Botulinum neurotoxin is produced by Clostridium botulinum, an anaerobic bacterium, and causes paralysis of striated muscles, causing a disease called botulismus, which can be serious enough to lead to death. While this toxin can be taken with food, it can colonize especially in the intestines of infants. It may also develop as a result of injuries. When contaminated food is consumed, it enters the systemic circulation via the gastrointestinal tract and binds to cholinergic motor neurons, inhibiting the release of atylcholine. Thus, striated muscles cannot contract, paralysis occurs, and damage to the diaphragm can affect breathing and lead to death.
Botulinum neurotoxin has been used for treatment purposes for more than 20 years. It is used in neurological, otolaryngological, ophthalmological, urological gastrointestinal diseases, cosmetic purposes and pain treatment.
It is used in the treatment of hyperkinetic, that is, movement disorders that occur with increased muscle contractions than normal, among neurological diseases. These diseases are cervical dystonia, oromandibular dystonia, blepharospasm, hemifacial spasm, dystonic and spastic contractions of arms and legs, laryngeal (larynx) dystonias, tremors, myoclonus and tic disorders.
After botulinum toxin is injected into the muscle, the nerve It prevents the release of a substance called acetylcholine to the neuromuscular junction by being taken to its terminal via endocytosis. If this substance is not released to the neuromuscular junction, the muscle cannot contract and a kind of paralysis occurs. This plays a therapeutic role for a muscle that already has abnormal contractions. The effect of the drug becomes effective within 1-2 weeks, the abnormal, involuntary contraction of the muscles decreases, disappears and returns to normal. The effect of botulinum toxin lasts for 3-6 months, it is not permanent, the injection must be repeated when the drug is ineffective and involuntary contractions start again.
Cervical Dystonia:
Cervical dystonia is one of the most common primary dystonias. It often begins in adulthood and can also be seen in childhood. There are involuntary contractions in the neck muscles, causing disorder in head and neck posture, often accompanied by pain, and tremors may also occur in the head. Head torticollis8 Turned to the side), laterocollis (turned towards the shoulder), anterocollis (leaning forward) or retrocollis (arched Oromandibular dystonia (OMD) is one of the focal dystonias. It affects the facial, chewing and tongue muscles. The mandibular component of OMD may cause repetitive jaw opening, closing, and shifting. These movements may cause involuntary tongue, cheek and lip biting, difficulty in speaking and chewing. It causes very significant problems in social life and quality of life.
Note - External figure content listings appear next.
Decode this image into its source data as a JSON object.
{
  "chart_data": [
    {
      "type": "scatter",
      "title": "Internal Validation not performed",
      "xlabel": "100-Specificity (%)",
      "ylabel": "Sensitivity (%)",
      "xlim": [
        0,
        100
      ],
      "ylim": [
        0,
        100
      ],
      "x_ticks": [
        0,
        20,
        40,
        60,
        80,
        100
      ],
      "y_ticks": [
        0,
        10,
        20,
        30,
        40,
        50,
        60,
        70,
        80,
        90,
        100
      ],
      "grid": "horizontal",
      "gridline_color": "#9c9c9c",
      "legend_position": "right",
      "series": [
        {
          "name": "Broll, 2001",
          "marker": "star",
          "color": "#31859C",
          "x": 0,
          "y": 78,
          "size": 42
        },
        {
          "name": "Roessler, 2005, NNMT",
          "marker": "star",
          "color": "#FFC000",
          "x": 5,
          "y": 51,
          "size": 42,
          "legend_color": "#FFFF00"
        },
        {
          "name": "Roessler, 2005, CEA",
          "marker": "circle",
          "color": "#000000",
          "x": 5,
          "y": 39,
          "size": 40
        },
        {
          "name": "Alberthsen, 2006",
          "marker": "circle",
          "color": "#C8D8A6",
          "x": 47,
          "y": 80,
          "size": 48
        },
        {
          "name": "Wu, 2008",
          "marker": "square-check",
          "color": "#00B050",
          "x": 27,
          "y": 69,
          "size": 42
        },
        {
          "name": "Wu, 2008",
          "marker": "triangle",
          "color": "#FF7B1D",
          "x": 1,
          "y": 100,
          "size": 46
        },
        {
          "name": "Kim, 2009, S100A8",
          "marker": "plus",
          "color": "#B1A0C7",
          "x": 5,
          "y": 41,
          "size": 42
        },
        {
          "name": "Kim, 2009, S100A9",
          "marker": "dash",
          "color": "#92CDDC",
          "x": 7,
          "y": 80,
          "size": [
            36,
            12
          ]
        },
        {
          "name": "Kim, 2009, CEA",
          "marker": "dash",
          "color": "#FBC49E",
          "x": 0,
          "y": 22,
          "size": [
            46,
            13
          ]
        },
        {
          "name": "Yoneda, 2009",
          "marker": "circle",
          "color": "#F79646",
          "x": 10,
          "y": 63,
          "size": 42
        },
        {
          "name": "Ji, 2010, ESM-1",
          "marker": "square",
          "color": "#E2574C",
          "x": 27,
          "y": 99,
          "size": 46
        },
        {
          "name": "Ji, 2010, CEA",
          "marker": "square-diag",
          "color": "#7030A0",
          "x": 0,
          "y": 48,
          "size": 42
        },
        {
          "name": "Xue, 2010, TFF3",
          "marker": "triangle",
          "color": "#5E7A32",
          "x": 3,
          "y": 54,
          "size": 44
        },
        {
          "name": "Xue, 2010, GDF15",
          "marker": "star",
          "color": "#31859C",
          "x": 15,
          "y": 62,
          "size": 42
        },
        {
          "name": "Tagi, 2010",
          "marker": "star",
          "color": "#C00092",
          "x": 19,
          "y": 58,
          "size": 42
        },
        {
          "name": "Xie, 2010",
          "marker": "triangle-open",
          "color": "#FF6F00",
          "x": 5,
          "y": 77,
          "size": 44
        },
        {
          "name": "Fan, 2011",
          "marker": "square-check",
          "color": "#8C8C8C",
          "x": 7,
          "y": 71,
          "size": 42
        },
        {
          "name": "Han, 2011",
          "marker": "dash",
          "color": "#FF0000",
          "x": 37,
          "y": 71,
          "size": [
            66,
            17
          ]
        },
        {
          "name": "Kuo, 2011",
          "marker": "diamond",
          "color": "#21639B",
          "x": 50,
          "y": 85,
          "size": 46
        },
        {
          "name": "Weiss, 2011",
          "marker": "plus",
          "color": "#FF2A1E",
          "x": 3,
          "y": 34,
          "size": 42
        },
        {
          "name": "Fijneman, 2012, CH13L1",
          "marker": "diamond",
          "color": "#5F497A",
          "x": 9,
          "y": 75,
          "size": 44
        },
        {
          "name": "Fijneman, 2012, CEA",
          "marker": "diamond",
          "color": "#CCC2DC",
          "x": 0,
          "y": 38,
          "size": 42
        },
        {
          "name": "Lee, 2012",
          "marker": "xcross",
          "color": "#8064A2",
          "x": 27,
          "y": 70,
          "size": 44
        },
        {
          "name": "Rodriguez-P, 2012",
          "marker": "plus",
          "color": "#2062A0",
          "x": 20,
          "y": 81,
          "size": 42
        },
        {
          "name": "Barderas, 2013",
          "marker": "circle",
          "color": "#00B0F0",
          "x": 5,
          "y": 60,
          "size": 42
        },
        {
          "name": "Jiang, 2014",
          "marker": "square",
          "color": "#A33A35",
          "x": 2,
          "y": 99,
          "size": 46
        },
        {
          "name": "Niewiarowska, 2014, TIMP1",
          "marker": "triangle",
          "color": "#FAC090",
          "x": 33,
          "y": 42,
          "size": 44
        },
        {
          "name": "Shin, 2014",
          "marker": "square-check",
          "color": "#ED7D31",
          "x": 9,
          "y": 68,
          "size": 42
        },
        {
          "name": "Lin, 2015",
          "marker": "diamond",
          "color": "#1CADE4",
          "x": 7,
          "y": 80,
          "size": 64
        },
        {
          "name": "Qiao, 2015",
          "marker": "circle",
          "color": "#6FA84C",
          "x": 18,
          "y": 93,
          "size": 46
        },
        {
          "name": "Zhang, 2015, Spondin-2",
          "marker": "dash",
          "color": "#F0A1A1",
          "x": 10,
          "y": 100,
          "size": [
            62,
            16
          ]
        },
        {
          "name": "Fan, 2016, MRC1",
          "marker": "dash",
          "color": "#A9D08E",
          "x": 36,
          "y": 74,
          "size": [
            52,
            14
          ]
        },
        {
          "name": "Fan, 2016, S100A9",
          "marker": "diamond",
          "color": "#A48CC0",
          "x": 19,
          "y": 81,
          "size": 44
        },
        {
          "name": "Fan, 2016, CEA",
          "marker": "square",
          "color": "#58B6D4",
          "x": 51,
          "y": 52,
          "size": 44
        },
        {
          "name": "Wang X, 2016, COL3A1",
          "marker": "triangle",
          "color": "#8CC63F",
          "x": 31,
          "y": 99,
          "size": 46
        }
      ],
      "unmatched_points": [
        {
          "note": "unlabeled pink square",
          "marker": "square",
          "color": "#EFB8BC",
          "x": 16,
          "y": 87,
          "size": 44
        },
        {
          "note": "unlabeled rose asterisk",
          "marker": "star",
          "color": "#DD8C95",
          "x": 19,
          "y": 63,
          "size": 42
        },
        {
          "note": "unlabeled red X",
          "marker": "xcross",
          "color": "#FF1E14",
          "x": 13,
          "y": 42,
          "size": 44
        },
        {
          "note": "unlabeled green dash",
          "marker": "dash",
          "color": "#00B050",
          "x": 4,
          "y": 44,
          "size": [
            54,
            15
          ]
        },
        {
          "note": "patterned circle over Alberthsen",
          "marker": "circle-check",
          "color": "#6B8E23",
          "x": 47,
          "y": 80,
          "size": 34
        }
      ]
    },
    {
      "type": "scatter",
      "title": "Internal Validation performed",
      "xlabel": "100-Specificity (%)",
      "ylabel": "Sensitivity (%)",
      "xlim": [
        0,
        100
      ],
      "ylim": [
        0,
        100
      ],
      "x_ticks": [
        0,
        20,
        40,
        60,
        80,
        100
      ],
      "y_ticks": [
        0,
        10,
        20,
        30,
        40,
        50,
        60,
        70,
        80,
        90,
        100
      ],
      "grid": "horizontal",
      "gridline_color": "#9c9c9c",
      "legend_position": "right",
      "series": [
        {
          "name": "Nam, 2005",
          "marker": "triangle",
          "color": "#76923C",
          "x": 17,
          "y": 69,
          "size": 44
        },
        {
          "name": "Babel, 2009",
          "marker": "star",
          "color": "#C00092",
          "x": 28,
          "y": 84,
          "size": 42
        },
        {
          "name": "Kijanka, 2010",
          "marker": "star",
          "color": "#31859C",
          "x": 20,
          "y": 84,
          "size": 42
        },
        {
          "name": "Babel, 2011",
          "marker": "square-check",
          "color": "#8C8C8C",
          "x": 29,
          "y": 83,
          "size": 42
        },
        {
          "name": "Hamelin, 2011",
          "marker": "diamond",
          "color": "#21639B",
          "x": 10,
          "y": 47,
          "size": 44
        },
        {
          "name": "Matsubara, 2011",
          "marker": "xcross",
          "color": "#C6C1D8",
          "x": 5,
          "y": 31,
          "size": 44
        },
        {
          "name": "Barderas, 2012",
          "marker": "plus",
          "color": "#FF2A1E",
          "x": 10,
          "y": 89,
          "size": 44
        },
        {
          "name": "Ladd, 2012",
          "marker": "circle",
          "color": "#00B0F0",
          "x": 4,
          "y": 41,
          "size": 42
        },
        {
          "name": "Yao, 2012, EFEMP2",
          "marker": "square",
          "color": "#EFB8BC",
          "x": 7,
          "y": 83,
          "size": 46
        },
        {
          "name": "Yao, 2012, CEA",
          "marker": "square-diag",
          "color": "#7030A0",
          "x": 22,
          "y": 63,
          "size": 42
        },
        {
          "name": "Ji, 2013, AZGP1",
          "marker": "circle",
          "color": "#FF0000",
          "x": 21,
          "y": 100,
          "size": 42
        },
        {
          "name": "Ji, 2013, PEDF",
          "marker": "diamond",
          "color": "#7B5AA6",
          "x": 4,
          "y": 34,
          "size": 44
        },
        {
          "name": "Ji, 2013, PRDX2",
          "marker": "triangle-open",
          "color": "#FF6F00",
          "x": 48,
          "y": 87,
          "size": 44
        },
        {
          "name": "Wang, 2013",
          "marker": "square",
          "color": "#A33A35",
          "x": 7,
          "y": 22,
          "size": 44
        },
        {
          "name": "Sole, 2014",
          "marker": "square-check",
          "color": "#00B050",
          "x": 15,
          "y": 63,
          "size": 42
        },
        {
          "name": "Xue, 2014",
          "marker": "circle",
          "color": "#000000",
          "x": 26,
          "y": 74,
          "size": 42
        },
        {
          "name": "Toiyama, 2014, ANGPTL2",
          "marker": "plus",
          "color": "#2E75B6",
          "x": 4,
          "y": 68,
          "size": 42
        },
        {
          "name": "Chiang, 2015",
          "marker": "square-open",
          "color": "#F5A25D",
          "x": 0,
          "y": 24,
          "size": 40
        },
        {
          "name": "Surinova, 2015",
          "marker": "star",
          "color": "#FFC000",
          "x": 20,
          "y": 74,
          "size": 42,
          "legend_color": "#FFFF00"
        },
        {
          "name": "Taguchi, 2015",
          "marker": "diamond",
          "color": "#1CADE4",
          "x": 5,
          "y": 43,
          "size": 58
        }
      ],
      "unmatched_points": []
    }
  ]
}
BLEPHAROSPASM AND HEMIFACIAL SPASM
Blepharospasm is characterized by increased contractions that cause the eyelids to close, it affects both eyes together, sometimes it starts unilaterally.
While usually only the muscles around the eyes are affected, rarely the eyebrows, lips, chewing, tongue, pharynx and larynx muscles may also be affected. Initially, there is increased blinking and eye discomfort against bright light. There is depression, anxiety, social isolation, and 12% of cases can be considered blind. In most cases, there is no obvious cause.
Hemifacial spasm is characterized by irregular, repetitive, involuntary tonic-clonic muscle contractions in one half of the face. It is seen in adults, affects vision by causing eye closure, and reduces the quality of life by affecting the person socially.
It is thought to be due to the compression of the arteries, especially the anterior inferior cerebellar artery or posterior inferior cerebellar artery, in the exit zone of the facial nerve in the brainstem. Acoustic neuroma, facial nerve neuroma and adenoid cystic tumors may also cause it.
FOCAL ARM AND LEG DYstonia
Writer's cramp is the most common form. It has been known since the 18th century. While doing work with the hand, there is a contraction in the internal and forward flexor muscles, and this contraction does not allow the work to be done.
Contractions seen in the foot are rarer and can be seen as a complication of l-dopa treatment in the early or late stages of Parkinson's disease.
>OTHER MOVEMENT DISORDERS
It may be effective in tremor (tremor), especially in hands, arms and head tremors. It is effective in idiopathic, Parkinson's or cerebellar tremor. It is also effective in jaw and voice tremor and plate tremor. Rigid akinetics should also be used in Parkinson's patients, in contractions that cause a fist position in the hands.
In the treatment of vocal and motor tics, myoclonus and It is also effective in stiff-person patients.